As the fourth leading neurological problem affecting U.S. adults each year, seizure first aid should become a part of life skills taught on UI campus.

Opinion+%7C+Seizure+first+aid+should+be+a+campus+priority

Yasmina Sahir, Opinions Columnist


After a 2018 surgery to remove the growing brain tumor in the right anterior lobe of my brain, my neurosurgeon warned my risk of seizures would remain high in my surgical recovery, remission, and tumor-free stages of my medical journey.

I have always had one concern: If I seize in public without a close friend nearby, will bystanders be more concerned with taking photos of an embarrassing moment, or will people know what to do that could potentially save my or another person’s life?

The University of Iowa should start requiring first-aid training in their orientation services for all students when they enroll in their first semester. Similar to the teaching process for alcohol poisoning, including quick instructions in video format could be a lifesaving measure one day.

Epilepsy is a neurological disorder that affects approximately 1.2 percent of the U.S. adult population and is the fourth most common neurological condition in the country, according to the Epilepsy Foundation. It is estimated that one in every 26 people will experience a seizure in their lifetime.

That means over 1,200 of the total 31,317 student population on the UI campus are potentially at risk of seizing in their adult lives.

While walking across campus on Nov. 10, I witnessed a young adult having a grand mal seizure on the crosswalk of Iowa Avenue and Clinton Street.

Several students chose to stand around, staring and taking photos. Others stepped in, bravely handling the situation by making sure emergency services arrived and proper seizure first aid was administered.

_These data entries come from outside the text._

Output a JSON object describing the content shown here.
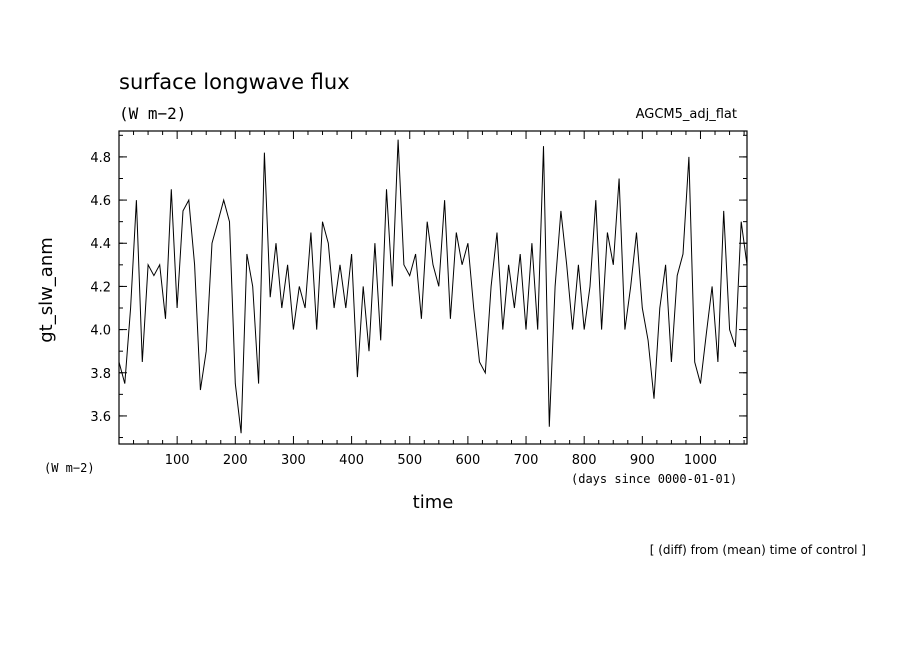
{
  "chart_data": {
    "type": "line",
    "title": "surface longwave flux",
    "subtitle": "(W m−2)",
    "experiment": "AGCM5_adj_flat",
    "ylabel": "gt_slw_anm",
    "yunits": "(W m−2)",
    "xlabel": "time",
    "xunits": "(days since 0000-01-01)",
    "footnote": "[ (diff) from (mean) time of control ]",
    "xlim": [
      0,
      1080
    ],
    "ylim": [
      3.47,
      4.92
    ],
    "grid": false,
    "x_ticks": [
      100,
      200,
      300,
      400,
      500,
      600,
      700,
      800,
      900,
      1000
    ],
    "x_tick_labels": [
      "100",
      "200",
      "300",
      "400",
      "500",
      "600",
      "700",
      "800",
      "900",
      "1000"
    ],
    "y_ticks": [
      3.6,
      3.8,
      4.0,
      4.2,
      4.4,
      4.6,
      4.8
    ],
    "y_tick_labels": [
      "3.6",
      "3.8",
      "4.0",
      "4.2",
      "4.4",
      "4.6",
      "4.8"
    ],
    "series": [
      {
        "x": [
          0,
          10,
          20,
          30,
          40,
          50,
          60,
          70,
          80,
          90,
          100,
          110,
          120,
          130,
          140,
          150,
          160,
          170,
          180,
          190,
          200,
          210,
          220,
          230,
          240,
          250,
          260,
          270,
          280,
          290,
          300,
          310,
          320,
          330,
          340,
          350,
          360,
          370,
          380,
          390,
          400,
          410,
          420,
          430,
          440,
          450,
          460,
          470,
          480,
          490,
          500,
          510,
          520,
          530,
          540,
          550,
          560,
          570,
          580,
          590,
          600,
          610,
          620,
          630,
          640,
          650,
          660,
          670,
          680,
          690,
          700,
          710,
          720,
          730,
          740,
          750,
          760,
          770,
          780,
          790,
          800,
          810,
          820,
          830,
          840,
          850,
          860,
          870,
          880,
          890,
          900,
          910,
          920,
          930,
          940,
          950,
          960,
          970,
          980,
          990,
          1000,
          1010,
          1020,
          1030,
          1040,
          1050,
          1060,
          1070,
          1080
        ],
        "values": [
          3.85,
          3.75,
          4.1,
          4.6,
          3.85,
          4.3,
          4.25,
          4.3,
          4.05,
          4.65,
          4.1,
          4.55,
          4.6,
          4.3,
          3.72,
          3.9,
          4.4,
          4.5,
          4.6,
          4.5,
          3.75,
          3.52,
          4.35,
          4.2,
          3.75,
          4.82,
          4.15,
          4.4,
          4.1,
          4.3,
          4.0,
          4.2,
          4.1,
          4.45,
          4.0,
          4.5,
          4.4,
          4.1,
          4.3,
          4.1,
          4.35,
          3.78,
          4.2,
          3.9,
          4.4,
          3.95,
          4.65,
          4.2,
          4.88,
          4.3,
          4.25,
          4.35,
          4.05,
          4.5,
          4.3,
          4.2,
          4.6,
          4.05,
          4.45,
          4.3,
          4.4,
          4.1,
          3.85,
          3.8,
          4.2,
          4.45,
          4.0,
          4.3,
          4.1,
          4.35,
          4.0,
          4.4,
          4.0,
          4.85,
          3.55,
          4.2,
          4.55,
          4.3,
          4.0,
          4.3,
          4.0,
          4.2,
          4.6,
          4.0,
          4.45,
          4.3,
          4.7,
          4.0,
          4.2,
          4.45,
          4.1,
          3.95,
          3.68,
          4.1,
          4.3,
          3.85,
          4.25,
          4.35,
          4.8,
          3.85,
          3.75,
          3.98,
          4.2,
          3.85,
          4.55,
          4.0,
          3.92,
          4.5,
          4.3
        ]
      }
    ]
  }
}
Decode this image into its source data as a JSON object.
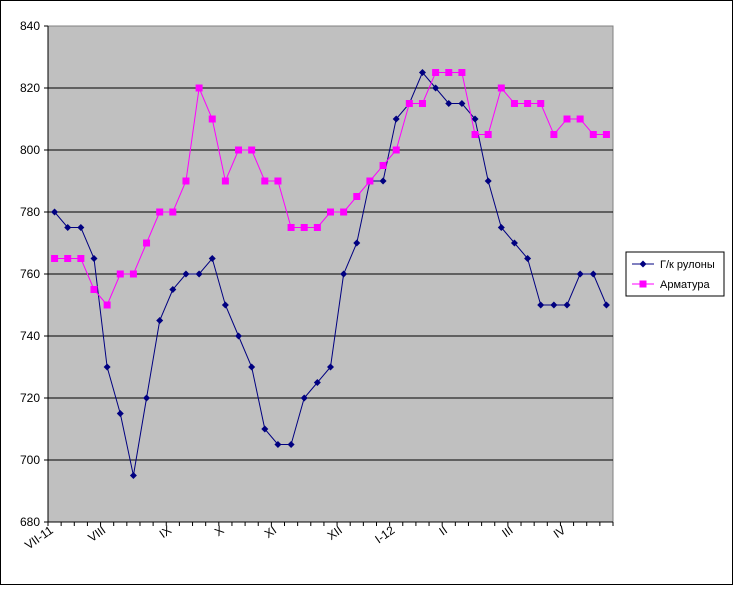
{
  "chart_data": {
    "type": "line",
    "title": "",
    "xlabel": "",
    "ylabel": "",
    "ylim": [
      680,
      840
    ],
    "yticks": [
      680,
      700,
      720,
      740,
      760,
      780,
      800,
      820,
      840
    ],
    "grid": true,
    "legend_position": "right",
    "x_tick_labels": [
      {
        "label": "VII-11",
        "index": 0
      },
      {
        "label": "VIII",
        "index": 4
      },
      {
        "label": "IX",
        "index": 9
      },
      {
        "label": "X",
        "index": 13
      },
      {
        "label": "XI",
        "index": 17
      },
      {
        "label": "XII",
        "index": 22
      },
      {
        "label": "I-12",
        "index": 26
      },
      {
        "label": "II",
        "index": 30
      },
      {
        "label": "III",
        "index": 35
      },
      {
        "label": "IV",
        "index": 39
      }
    ],
    "series": [
      {
        "name": "Г/к рулоны",
        "color": "#000080",
        "marker": "diamond",
        "values": [
          780,
          775,
          775,
          765,
          730,
          715,
          695,
          720,
          745,
          755,
          760,
          760,
          765,
          750,
          740,
          730,
          710,
          705,
          705,
          720,
          725,
          730,
          760,
          770,
          790,
          790,
          810,
          815,
          825,
          820,
          815,
          815,
          810,
          790,
          775,
          770,
          765,
          750,
          750,
          750,
          760,
          760,
          750
        ]
      },
      {
        "name": "Арматура",
        "color": "#ff00ff",
        "marker": "square",
        "values": [
          765,
          765,
          765,
          755,
          750,
          760,
          760,
          770,
          780,
          780,
          790,
          820,
          810,
          790,
          800,
          800,
          790,
          790,
          775,
          775,
          775,
          780,
          780,
          785,
          790,
          795,
          800,
          815,
          815,
          825,
          825,
          825,
          805,
          805,
          820,
          815,
          815,
          815,
          805,
          810,
          810,
          805,
          805
        ]
      }
    ]
  }
}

Seizure conditions are diagnosed for a variety of reasons. Epilepsy, brain tumors, and diabetes can all lead to a person experiencing seizure-like symptoms.

Until I was forced to understand the ins and outs of seizure aid, I was unaware of how easy first aid in these scenarios can be.

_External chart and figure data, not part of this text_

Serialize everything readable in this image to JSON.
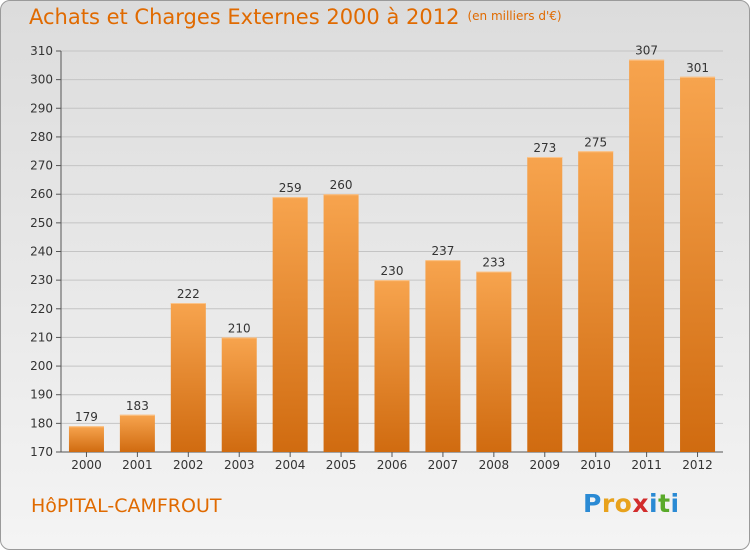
{
  "chart_data": {
    "type": "bar",
    "title": "Achats et Charges Externes 2000 à 2012",
    "subtitle": "(en milliers d'€)",
    "categories": [
      "2000",
      "2001",
      "2002",
      "2003",
      "2004",
      "2005",
      "2006",
      "2007",
      "2008",
      "2009",
      "2010",
      "2011",
      "2012"
    ],
    "values": [
      179,
      183,
      222,
      210,
      259,
      260,
      230,
      237,
      233,
      273,
      275,
      307,
      301
    ],
    "ylim": [
      170,
      310
    ],
    "yticks": [
      170,
      180,
      190,
      200,
      210,
      220,
      230,
      240,
      250,
      260,
      270,
      280,
      290,
      300,
      310
    ],
    "grid": true,
    "bar_color_top": "#f7a44e",
    "bar_color_bottom": "#d06b10"
  },
  "commune": "HôPITAL-CAMFROUT",
  "logo": {
    "letters": [
      "P",
      "r",
      "o",
      "x",
      "i",
      "t",
      "i"
    ],
    "colors": [
      "#2a8ad4",
      "#e8a21c",
      "#e8a21c",
      "#d22c2c",
      "#2a8ad4",
      "#5aaa2a",
      "#2a8ad4"
    ]
  }
}
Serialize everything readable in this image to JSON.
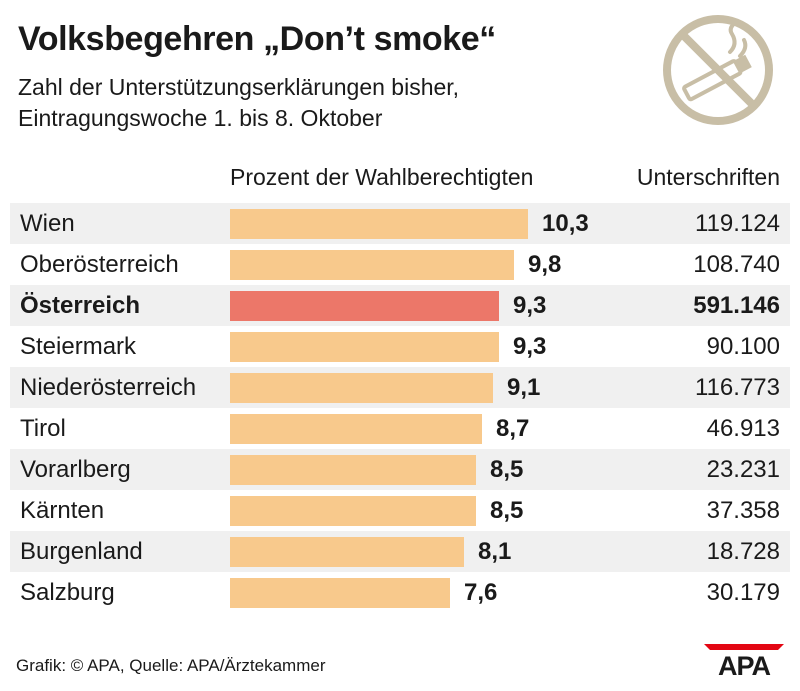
{
  "header": {
    "title": "Volksbegehren „Don’t smoke“",
    "subtitle_line1": "Zahl der Unterstützungserklärungen bisher,",
    "subtitle_line2": "Eintragungswoche 1. bis 8. Oktober"
  },
  "icons": {
    "no_smoking": "no-smoking-icon",
    "logo": "apa-logo"
  },
  "columns": {
    "percent_label": "Prozent der Wahlberechtigten",
    "signatures_label": "Unterschriften"
  },
  "colors": {
    "bar": "#f8c98c",
    "highlight_bar": "#ec7769",
    "stripe": "#f0f0f0",
    "icon": "#c8bea6"
  },
  "chart_data": {
    "type": "bar",
    "orientation": "horizontal",
    "title": "Volksbegehren „Don’t smoke“",
    "subtitle": "Zahl der Unterstützungserklärungen bisher, Eintragungswoche 1. bis 8. Oktober",
    "xlabel": "Prozent der Wahlberechtigten",
    "xlim": [
      0,
      10.3
    ],
    "grid": false,
    "rows": [
      {
        "category": "Wien",
        "value": 10.3,
        "value_label": "10,3",
        "signatures": "119.124",
        "highlight": false
      },
      {
        "category": "Oberösterreich",
        "value": 9.8,
        "value_label": "9,8",
        "signatures": "108.740",
        "highlight": false
      },
      {
        "category": "Österreich",
        "value": 9.3,
        "value_label": "9,3",
        "signatures": "591.146",
        "highlight": true
      },
      {
        "category": "Steiermark",
        "value": 9.3,
        "value_label": "9,3",
        "signatures": "90.100",
        "highlight": false
      },
      {
        "category": "Niederösterreich",
        "value": 9.1,
        "value_label": "9,1",
        "signatures": "116.773",
        "highlight": false
      },
      {
        "category": "Tirol",
        "value": 8.7,
        "value_label": "8,7",
        "signatures": "46.913",
        "highlight": false
      },
      {
        "category": "Vorarlberg",
        "value": 8.5,
        "value_label": "8,5",
        "signatures": "23.231",
        "highlight": false
      },
      {
        "category": "Kärnten",
        "value": 8.5,
        "value_label": "8,5",
        "signatures": "37.358",
        "highlight": false
      },
      {
        "category": "Burgenland",
        "value": 8.1,
        "value_label": "8,1",
        "signatures": "18.728",
        "highlight": false
      },
      {
        "category": "Salzburg",
        "value": 7.6,
        "value_label": "7,6",
        "signatures": "30.179",
        "highlight": false
      }
    ]
  },
  "footer": {
    "source": "Grafik: © APA, Quelle: APA/Ärztekammer",
    "logo_text": "APA"
  }
}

My classmate asked me last week what she should do if I ever were to seize in front of her. This question caused me to pause, as she was the first person — outside of legally obligated professors — to ask me about lifesaving measures in the case of an emergency.

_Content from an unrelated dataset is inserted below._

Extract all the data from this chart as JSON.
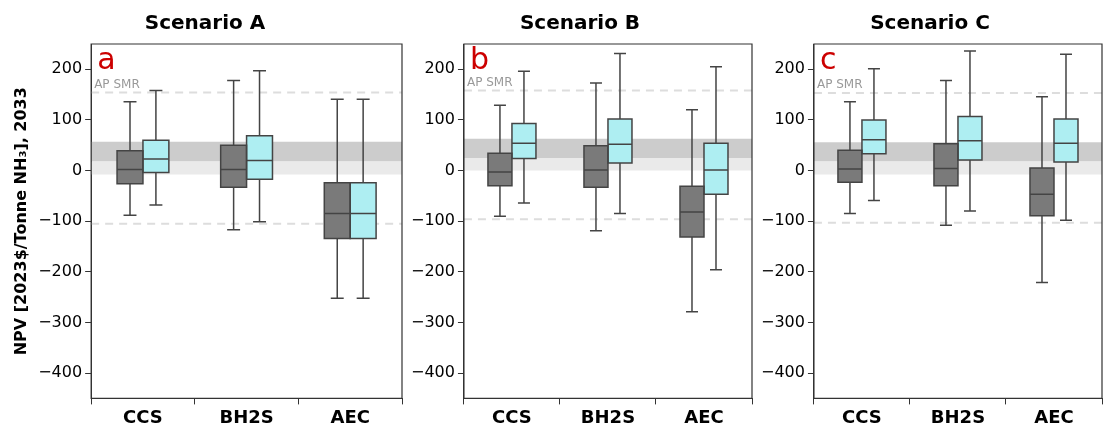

But the burden of seizure education should not be placed on those who must navigate a non-seizure friendly world in the first place.

The first step in seizure first aid is to stay with the seizing individual until they are conscious. Alert nearby medical personnel, or call 911. If the seizure lasts longer than three minutes, especially if the five-minute mark passes, the seizure should be considered a medical emergency.

Another point of seizure advocacy that should be taught by UI during orientation is to remind students peer pressure has no place on campus. Not all college students will be able to drink, watch flashy horror movies, or attend concerts with strobe lighting amongst other activities that can be seizure inducing.

It is important to avoid peer pressuring your friends when they say they can’t do something. Whether or not they have an “obvious” disability, no one owes anyone else a more detailed answer than “no” to an activity that places them in potentially risky situations.

The UI should provide the entire student population with information on seizure first aid and advocate for safe campus environments for all students.

To the student who seized on Nov. 10, I hope you are okay and know you aren’t alone.

To the students who make a mockery out of other peoples’ medical emergencies, be better humans.

To the students who step in and advocate for their peers with chronic illnesses and life-threatening conditions, thank you.


Columns reflect the opinions of the authors and are not necessarily those of the Editorial Board, The Daily Iowan, or other organizations in which the author may be involved.